In recent years, nearly all applications in Natural Language Processing have become dominated by Machine Learning methods that use dense, low-dimensional, word vectors (known as embeddings) as their building blocks, including Machine Translation, Question Answering, Sentiment Analysis, and many more. These word embeddings, particularly suited for use in neural nets, are typically obtained via techniques that stem from a distributional approach, i.e. learning to maximize vector similarity of words that tend to appear in similar contexts within large textual corpora. This powerful approach has its limits, a major one being representation of words not seen in the training corpus, known as the out-of-vocabulary (OOV) problem.

In my talk, I will present some approaches that tackle the OOV problem by complementing the distributional embedding methods with a compositional view of word structure. I will focus on our recent algorithm, MIMICK (EMNLP 2017), which produces OOV embeddings by re-learning distributionally-trained vectors using only the way words are spelled, using a character-level Recurrent Neural Net (RNN). I will show the merits of our model across a diverse array of 23 languages on a sequence-tagging task. I will discuss the implications of our results based on attributes of different languages and datasets, as well as some new findings relating to the architecture choices underlying the MIMICK model.

Dec 21st 2017, Thu 12:00 , Karen Livsecu (webpage).

Toyota Technological Institute at Chicago (Faculty).

Location: Building 216, Colloquium room.

How should we use domain knowledge in the era of deep learning? (A perspective from speech processing)


Deep neural networks are the new default machine learning approach in many domains, such as computer vision, speech processing, and natural language processing. Given sufficient data for a target task, end-to-end models can be learned with fairly simple, almost universal algorithms. Such models learn their own internal representations, which in many cases appear to be similar to human-engineered ones. This may lead us to wonder whether domain-specific techniques or domain knowledge are needed at all.

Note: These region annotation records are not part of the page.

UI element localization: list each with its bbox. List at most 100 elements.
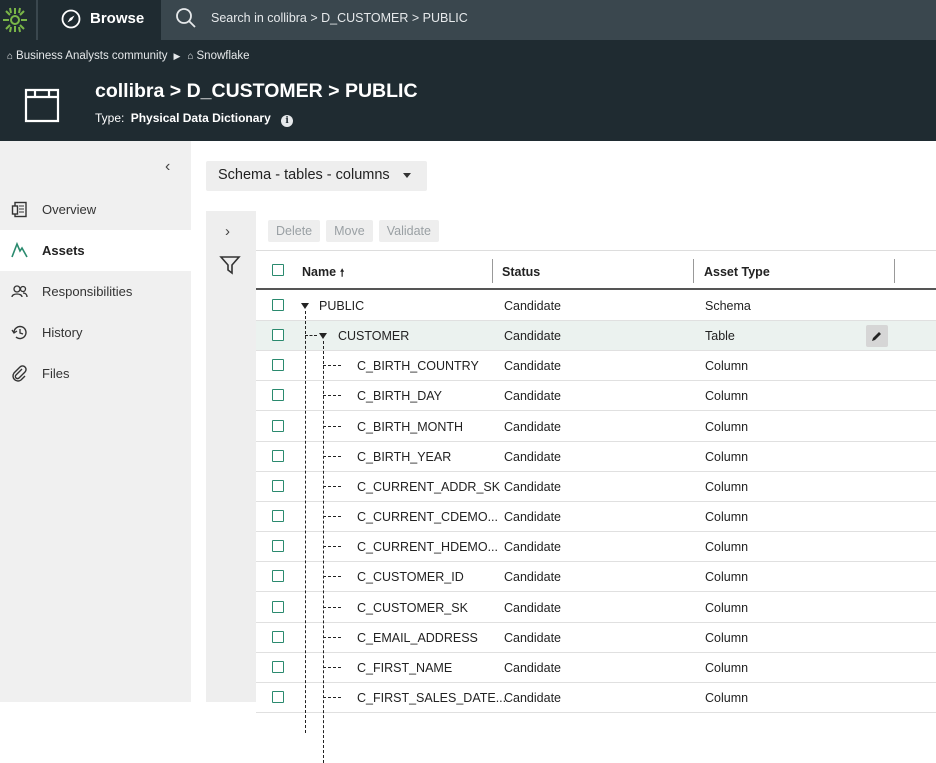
sidebar-item-responsibilities[interactable]: Responsibilities — [0, 271, 191, 312]
paperclip-icon — [12, 365, 27, 382]
asset-name-link[interactable]: C_BIRTH_MONTH — [357, 420, 463, 434]
row-checkbox[interactable] — [272, 389, 284, 402]
table-row[interactable]: C_CURRENT_ADDR_SK Candidate Column — [256, 472, 936, 502]
breadcrumb-separator-icon: ▶ — [173, 50, 181, 61]
search-input[interactable]: Search in collibra > D_CUSTOMER > PUBLIC — [211, 11, 468, 25]
asset-name-link[interactable]: PUBLIC — [319, 299, 364, 313]
sidebar-item-files[interactable]: Files — [0, 353, 191, 394]
row-checkbox[interactable] — [272, 479, 284, 492]
asset-status: Candidate — [504, 510, 561, 525]
filter-icon[interactable] — [219, 254, 241, 276]
row-checkbox[interactable] — [272, 449, 284, 462]
domain-icon: ⌂ — [187, 50, 194, 62]
asset-name-link[interactable]: C_BIRTH_YEAR — [357, 450, 451, 464]
search-icon[interactable] — [175, 7, 197, 29]
row-checkbox[interactable] — [272, 630, 284, 643]
asset-name-link[interactable]: C_CURRENT_HDEMO... — [357, 540, 498, 554]
table-row[interactable]: C_CURRENT_CDEMO... Candidate Column — [256, 502, 936, 533]
asset-name-link[interactable]: C_CURRENT_CDEMO... — [357, 510, 498, 524]
asset-type-cell: Column — [705, 540, 749, 555]
edit-row-button[interactable] — [866, 325, 888, 348]
tree-connector — [305, 335, 317, 337]
asset-status: Candidate — [504, 600, 561, 615]
delete-button[interactable]: Delete — [268, 220, 321, 242]
row-checkbox[interactable] — [272, 690, 284, 703]
table-row[interactable]: PUBLIC Candidate Schema — [256, 291, 936, 321]
browse-button[interactable]: Browse — [38, 0, 161, 40]
row-checkbox[interactable] — [272, 570, 284, 583]
asset-type-cell: Column — [705, 600, 749, 615]
sort-ascending-icon: 🠕 — [340, 268, 345, 279]
tree-toggle-expanded-icon[interactable] — [319, 333, 327, 340]
asset-type: Type: Physical Data Dictionary i — [95, 111, 294, 127]
top-bar: Browse Search in collibra > D_CUSTOMER >… — [0, 0, 936, 40]
view-dropdown[interactable]: Schema - tables - columns — [206, 161, 427, 191]
tree-toggle-expanded-icon[interactable] — [301, 303, 309, 309]
sidebar-item-history[interactable]: History — [0, 312, 191, 353]
table-row[interactable]: C_CURRENT_HDEMO... Candidate Column — [256, 532, 936, 563]
tree-connector — [323, 666, 341, 668]
schema-icon — [24, 88, 60, 123]
sidebar-item-overview[interactable]: Overview — [0, 189, 191, 230]
page-title: collibra > D_CUSTOMER > PUBLIC — [95, 80, 418, 102]
asset-name-link[interactable]: C_BIRTH_COUNTRY — [357, 359, 479, 373]
asset-type-cell: Schema — [705, 299, 751, 313]
asset-name-link[interactable]: C_FIRST_NAME — [357, 661, 452, 675]
column-resizer[interactable] — [894, 259, 895, 283]
tree-connector — [323, 516, 341, 518]
validate-button[interactable]: Validate — [378, 220, 439, 242]
sidebar-item-label: Assets — [42, 243, 85, 258]
view-dropdown-label: Schema - tables - columns — [218, 167, 390, 183]
asset-type-cell: Column — [705, 690, 749, 705]
overview-icon — [11, 201, 27, 218]
row-checkbox[interactable] — [272, 660, 284, 673]
asset-name-link[interactable]: C_CUSTOMER_ID — [357, 570, 464, 584]
table-row[interactable]: C_FIRST_SALES_DATE... Candidate Column — [256, 683, 936, 713]
asset-name-link[interactable]: C_CURRENT_ADDR_SK — [357, 480, 500, 494]
asset-name-link[interactable]: C_FIRST_SALES_DATE... — [357, 691, 506, 705]
row-checkbox[interactable] — [272, 600, 284, 613]
table-row[interactable]: C_BIRTH_COUNTRY Candidate Column — [256, 351, 936, 382]
move-button[interactable]: Move — [326, 220, 373, 242]
asset-name-link[interactable]: C_CUSTOMER_SK — [357, 601, 468, 615]
row-checkbox[interactable] — [272, 359, 284, 372]
breadcrumb-domain[interactable]: Snowflake — [197, 50, 250, 62]
table-row[interactable]: CUSTOMER Candidate Table — [256, 321, 936, 352]
row-checkbox[interactable] — [272, 510, 284, 523]
column-header-asset-type[interactable]: Asset Type — [704, 265, 770, 279]
table-row[interactable]: C_BIRTH_DAY Candidate Column — [256, 381, 936, 412]
column-resizer[interactable] — [693, 259, 694, 283]
responsibilities-icon — [11, 285, 28, 298]
pencil-icon — [872, 332, 881, 342]
expand-filter-icon[interactable]: › — [225, 223, 230, 240]
column-header-status[interactable]: Status — [502, 265, 540, 279]
table-row[interactable]: C_CUSTOMER_SK Candidate Column — [256, 593, 936, 623]
table-header: Name 🠕 Status Asset Type — [256, 250, 936, 290]
asset-status: Candidate — [504, 690, 561, 705]
row-checkbox[interactable] — [272, 329, 284, 342]
asset-name-link[interactable]: CUSTOMER — [338, 329, 409, 343]
column-header-name[interactable]: Name 🠕 — [302, 265, 344, 283]
table-row[interactable]: C_BIRTH_MONTH Candidate Column — [256, 412, 936, 442]
breadcrumb-community[interactable]: Business Analysts community — [16, 50, 167, 62]
row-checkbox[interactable] — [272, 419, 284, 432]
row-checkbox[interactable] — [272, 299, 284, 311]
column-header-label: Name — [302, 265, 337, 279]
asset-name-link[interactable]: C_EMAIL_ADDRESS — [357, 631, 478, 645]
asset-name-link[interactable]: C_BIRTH_DAY — [357, 389, 442, 403]
table-row[interactable]: C_EMAIL_ADDRESS Candidate Column — [256, 623, 936, 653]
asset-type-cell: Column — [705, 660, 749, 675]
sidebar-item-assets[interactable]: Assets — [0, 230, 191, 271]
asset-header: ⌂ Business Analysts community ▶ ⌂ Snowfl… — [0, 40, 936, 141]
column-resizer[interactable] — [492, 259, 493, 283]
table-toolbar: Delete Move Validate — [268, 220, 439, 242]
table-row[interactable]: C_FIRST_NAME Candidate Column — [256, 653, 936, 683]
info-icon[interactable]: i — [281, 115, 294, 127]
asset-type-value[interactable]: Physical Data Dictionary — [131, 111, 271, 125]
table-row[interactable]: C_CUSTOMER_ID Candidate Column — [256, 562, 936, 593]
collapse-sidebar-icon[interactable]: ‹ — [165, 158, 170, 176]
collibra-logo[interactable] — [0, 0, 36, 40]
row-checkbox[interactable] — [272, 540, 284, 553]
table-row[interactable]: C_BIRTH_YEAR Candidate Column — [256, 442, 936, 472]
select-all-checkbox[interactable] — [272, 264, 284, 276]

This talk will provide a perspective on these issues from the domain of speech processing. It will discuss when and how domain knowledge can be helpful, and describe two lines of work attempting to take advantage of such knowledge without compromising the benefits of deep learning. The main application will be speech recognition, but the techniques discussed are general.

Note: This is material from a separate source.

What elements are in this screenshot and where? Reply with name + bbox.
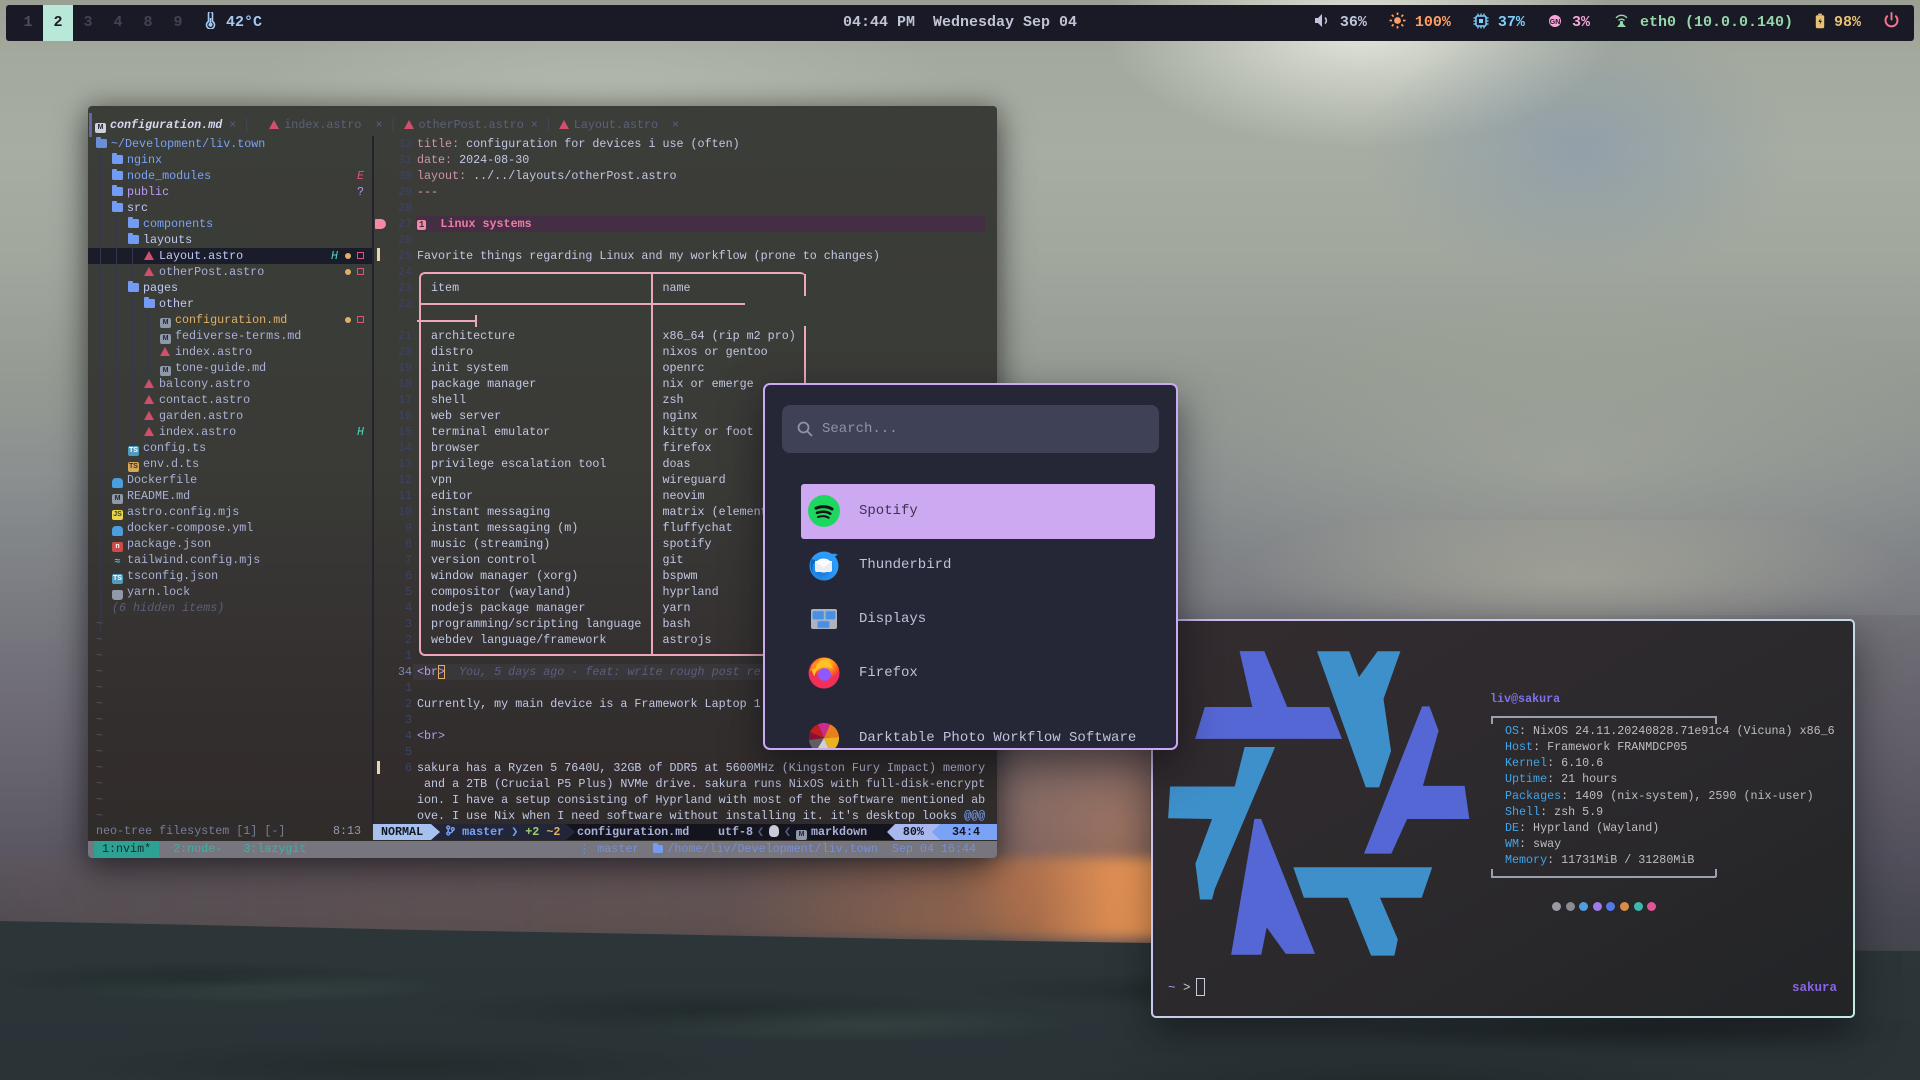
svg-text:GN: GN [1550,18,1561,25]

Oct 25th 2017, Wed, 10:30, Omer Levy (website).

University of Washington (Post Doc).

Location: Gonda Building (901), Room 101.

What does an LSTM Learn?


Long short-term memory (LSTM) was designed to address the problem of vanishing gradients in a simple recurrent neural network (S-RNN) by introducing a memory cell that records information via addition. We observe, on a variety of natural language tasks, that replacing the embedded S-RNN with a simple linear transformation does not degrade performance, implying that the S-RNN's role in an LSTM is redundant. We conjecture that the modeling power of an LSTM stems directly from the memory cell, and examine the value that it stores at each iteration. Our analysis reveals that the memory cell dynamically computes an element-wise weighted sum over its inputs, suggesting that this more restricted function space is the main driving force behind the success of LSTMs.

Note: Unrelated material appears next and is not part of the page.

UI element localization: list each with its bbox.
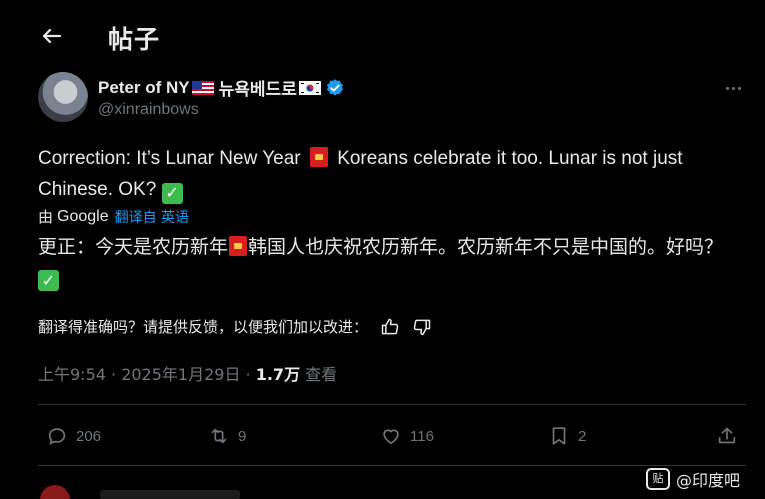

I am a post-doc in the Department of Computer Science & Engineering at the University of Washington, working with Prof. Luke Zettlemoyer. Previously, I completed my PhD at Bar-Ilan University with the guidance of Prof. Ido Dagan and Dr. Yoav Goldberg. I am interested in designing algorithms that mimic the basic language abilities of humans, and using them to realize semantic applications such as question answering and summarization that help people cope with information overload. I am also interested in deepening our qualitative understanding of how machine learning is applied to language and why it succeeds (or fails), in hope that better understanding will foster better methods.